Sunday, January 22, 2012

In memory of Gai Anyuon


I just received an email from John Alier, the pharmacist at Malek Clinic , that Gai Anyuon, former UU student and nursing school graduate, passed away from tuberculosis. We had hired him to be the nurse at the clinic, but when he discovered he was suffering from TB he left to Kampala for treatment. We were all hoping he would eventually return in good health. He is second from the right in the above photo, which was taken in a truck lot right before he escorted all our cllnic building materials from Kampala to Sudan last May.

Like most Sudanese, Gai was reserved and quiet. But he had an inner strength in him I will likely never fully understand. We met up with Gai in Kampala after landing in Nairobi, our home base. He helped us with our shopping for building materials and participated in our endless evening meetings to discuss how the clinic would be run. He was painfully thin and frail, and had a hacking cough that in retrospect I should have considered might be TB. I thought he had pneumonia but he vehemently denied being sick. He probably desperately needed the job.

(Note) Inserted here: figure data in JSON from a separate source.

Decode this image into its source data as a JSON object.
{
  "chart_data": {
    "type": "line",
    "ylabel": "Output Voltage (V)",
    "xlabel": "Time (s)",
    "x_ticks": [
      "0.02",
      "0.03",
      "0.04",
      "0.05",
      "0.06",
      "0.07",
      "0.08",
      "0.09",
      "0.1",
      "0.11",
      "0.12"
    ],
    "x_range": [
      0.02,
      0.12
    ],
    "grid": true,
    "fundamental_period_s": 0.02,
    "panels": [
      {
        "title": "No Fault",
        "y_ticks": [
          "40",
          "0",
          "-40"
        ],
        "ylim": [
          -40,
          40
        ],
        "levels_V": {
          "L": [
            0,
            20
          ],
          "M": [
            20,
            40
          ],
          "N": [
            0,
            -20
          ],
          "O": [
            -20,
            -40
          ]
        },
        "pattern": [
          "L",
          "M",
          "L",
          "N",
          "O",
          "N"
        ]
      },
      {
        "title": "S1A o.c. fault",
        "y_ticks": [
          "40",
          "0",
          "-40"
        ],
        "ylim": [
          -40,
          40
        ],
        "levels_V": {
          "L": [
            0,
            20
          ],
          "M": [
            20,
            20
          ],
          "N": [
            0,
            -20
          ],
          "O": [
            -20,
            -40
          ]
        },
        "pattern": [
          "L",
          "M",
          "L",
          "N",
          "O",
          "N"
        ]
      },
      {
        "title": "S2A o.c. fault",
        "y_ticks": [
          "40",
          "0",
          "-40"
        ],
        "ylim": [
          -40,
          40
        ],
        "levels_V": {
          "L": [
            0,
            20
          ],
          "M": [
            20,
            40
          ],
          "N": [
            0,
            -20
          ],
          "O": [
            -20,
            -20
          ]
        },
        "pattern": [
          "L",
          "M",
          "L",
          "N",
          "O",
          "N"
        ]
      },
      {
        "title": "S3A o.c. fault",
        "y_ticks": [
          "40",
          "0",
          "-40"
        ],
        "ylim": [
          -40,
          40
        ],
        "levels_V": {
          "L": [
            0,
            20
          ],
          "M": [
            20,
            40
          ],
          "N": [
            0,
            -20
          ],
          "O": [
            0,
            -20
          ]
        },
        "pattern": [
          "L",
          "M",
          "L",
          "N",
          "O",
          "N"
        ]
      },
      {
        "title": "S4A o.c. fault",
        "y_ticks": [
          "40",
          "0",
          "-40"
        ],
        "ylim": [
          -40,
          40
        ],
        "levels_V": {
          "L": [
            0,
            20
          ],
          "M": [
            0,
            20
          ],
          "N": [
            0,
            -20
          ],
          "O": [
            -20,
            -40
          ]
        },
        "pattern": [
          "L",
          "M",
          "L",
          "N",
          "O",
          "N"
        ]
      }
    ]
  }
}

We sent frail Gai with all of our wares in a 20 ton truck on the 10 hour drive from Kampala to Malek. He didn't complain once about his health or comfort. He asked for a reasonable sum of money to eat food on the way. He went without basic needs for 2 days while the rest of us traveled far more comfortably to Sudan. He dealt with treacherous border officials, keeping the goods safe and fending off thieves and bandits. He didn't have an inch of flesh on his bones, but he never complained.

Gai was a knowledgeable nurse. I never saw him in action but through our conversations about how to provide health services to the people of Malek, it was clear that he was an intelligent clinician. He anticipated challenges that we would face and brought them up early, so that we could conquer potential roadblocks. My mom and I were definitely outside our element providing health care in a Sudanese village, so Gai's practicality was important (of course, along with Deng and John Alier, too). But again, even though Gai often brought up needs that we could not address due to the rural setting or financial constraints, he was accepting of the limitations and ready to improvise.

I don't know much about his personal life, but I know he was a husband to an "educated" wife, as he described her. I pray his family is safe and well. His quiet perseverance in the face of significant personal and professional challenges is a humbling example to me that I won't forget.